Original Source: https://www.coursera.org/specializations/deep-learning

Diagnosing and Solving Bias/Variance

Diagnosing

High train set error -> High bias

If dev set error is much higher than train set error -> High variance

Solving

High bias

• bigger network
• train more epochs

High Variance

• more data
• regularization

Regularization Techniques

Dropout

Dropout is the common regularization technique in deep learning.

We set hyperparameter $p$, typically as a value between 0 and 0.5.

Then during training, we deactivate random (number of units)$\times p$ units on a particular layer.

This improve generalization because it forces your layer to learn with different units the same concept.

Number of our units on a particular layer has decreased, so we multiply $\frac{1}{1-p}$ to units of that layer to compensate.

L2(Frobenius) Regularization

L2 regularization is the common regularization technizue in machine learning.

Frobenius Norm

\[\|W^{[l]}\|_F = \sqrt{\sum_{i=1}^{n^{[l]}}\sum_{j=1}^{n^{[l-1]}}{W_{ij}^{[l]}}^2}\] \[J(w,b)=\frac{1}{m} \sum_{i=1}^mL(\hat{y}, y)+\frac{\lambda}{2m}\sum_{l=1}^L{\|W^{[l]}\|_F}^2\]

Then, term $\frac{\lambda}{m}W^{[l]}$ is added to our original $dW^{[l]}$

L1 Regularization

You don’t use L1 regularization much in practice

L1 Norm

\[\|W^{[l]}\|_1 = \sum_{i=1}^{n^{[l]}}\sum_{j=1}^{n^{[l-1]}}\|W_{ij}^{[l]}\|\]

The rest is same as L2 regularization.

Why does L2 and L1 regularization prevent overfitting?

Regularization decays weight(makes weight close to 0), thus restrains the impact of each units.

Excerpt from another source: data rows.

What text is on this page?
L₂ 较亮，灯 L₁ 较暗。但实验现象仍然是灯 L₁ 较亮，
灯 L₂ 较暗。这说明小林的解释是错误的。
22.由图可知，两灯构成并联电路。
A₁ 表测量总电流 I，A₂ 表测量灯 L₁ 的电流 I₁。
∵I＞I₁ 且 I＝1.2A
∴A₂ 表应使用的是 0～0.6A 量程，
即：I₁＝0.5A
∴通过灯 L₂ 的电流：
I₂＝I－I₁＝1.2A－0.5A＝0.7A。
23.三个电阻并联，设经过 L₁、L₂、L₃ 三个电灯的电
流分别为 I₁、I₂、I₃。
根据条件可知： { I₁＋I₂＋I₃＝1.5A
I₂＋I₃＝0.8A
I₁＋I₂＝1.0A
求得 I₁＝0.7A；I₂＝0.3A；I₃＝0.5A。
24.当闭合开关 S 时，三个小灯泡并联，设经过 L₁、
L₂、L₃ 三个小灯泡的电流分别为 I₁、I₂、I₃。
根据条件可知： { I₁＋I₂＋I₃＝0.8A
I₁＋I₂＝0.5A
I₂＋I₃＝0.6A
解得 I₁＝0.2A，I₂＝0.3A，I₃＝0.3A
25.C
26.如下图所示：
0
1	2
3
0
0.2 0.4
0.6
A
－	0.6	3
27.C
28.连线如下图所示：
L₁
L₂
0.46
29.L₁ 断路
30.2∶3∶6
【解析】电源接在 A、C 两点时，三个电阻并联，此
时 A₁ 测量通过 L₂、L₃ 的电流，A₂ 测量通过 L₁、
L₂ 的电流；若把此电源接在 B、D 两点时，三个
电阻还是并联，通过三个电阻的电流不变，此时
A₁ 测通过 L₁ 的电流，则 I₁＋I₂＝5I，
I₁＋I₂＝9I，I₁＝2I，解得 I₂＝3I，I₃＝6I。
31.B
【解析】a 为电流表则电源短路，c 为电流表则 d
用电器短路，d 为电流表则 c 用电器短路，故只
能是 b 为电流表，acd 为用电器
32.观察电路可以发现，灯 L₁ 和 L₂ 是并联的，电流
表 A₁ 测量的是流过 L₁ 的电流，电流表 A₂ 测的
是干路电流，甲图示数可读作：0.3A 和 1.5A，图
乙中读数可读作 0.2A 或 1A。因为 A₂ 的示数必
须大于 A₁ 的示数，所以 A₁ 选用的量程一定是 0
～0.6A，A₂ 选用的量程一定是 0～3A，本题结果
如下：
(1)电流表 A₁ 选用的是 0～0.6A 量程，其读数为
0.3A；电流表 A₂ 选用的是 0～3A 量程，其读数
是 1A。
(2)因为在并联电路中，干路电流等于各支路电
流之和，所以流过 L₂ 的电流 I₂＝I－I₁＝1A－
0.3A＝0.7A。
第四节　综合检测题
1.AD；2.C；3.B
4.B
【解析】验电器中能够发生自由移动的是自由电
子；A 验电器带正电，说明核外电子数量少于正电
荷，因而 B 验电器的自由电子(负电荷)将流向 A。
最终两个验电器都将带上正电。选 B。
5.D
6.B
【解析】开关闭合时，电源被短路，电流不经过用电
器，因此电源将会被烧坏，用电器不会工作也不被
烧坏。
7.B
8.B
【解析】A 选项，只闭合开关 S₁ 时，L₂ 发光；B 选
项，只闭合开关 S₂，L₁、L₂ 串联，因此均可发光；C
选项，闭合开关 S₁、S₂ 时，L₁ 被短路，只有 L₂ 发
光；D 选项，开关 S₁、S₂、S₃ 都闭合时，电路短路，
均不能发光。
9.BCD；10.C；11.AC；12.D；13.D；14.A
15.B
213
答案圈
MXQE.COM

Also, it makes $z$ close to 0. Since part of tanh or sigmoid function near 0 is similar to a linear function, it reduces complexity.

Other ways to reduce variance

Data Augumentation

In a image recognition task, flipping or rotating image and adding them to training set will reduce variance.

Early Stopping

training for less epochs might reduce dev set error. However, Andrew Ng doesn’t recommend early stopping. He says that if you do early stopping, training set error is not sufficiently low thus problem of high bias rises. He recommends addressing high variance and high bias seperately, not sacrificing one to get another.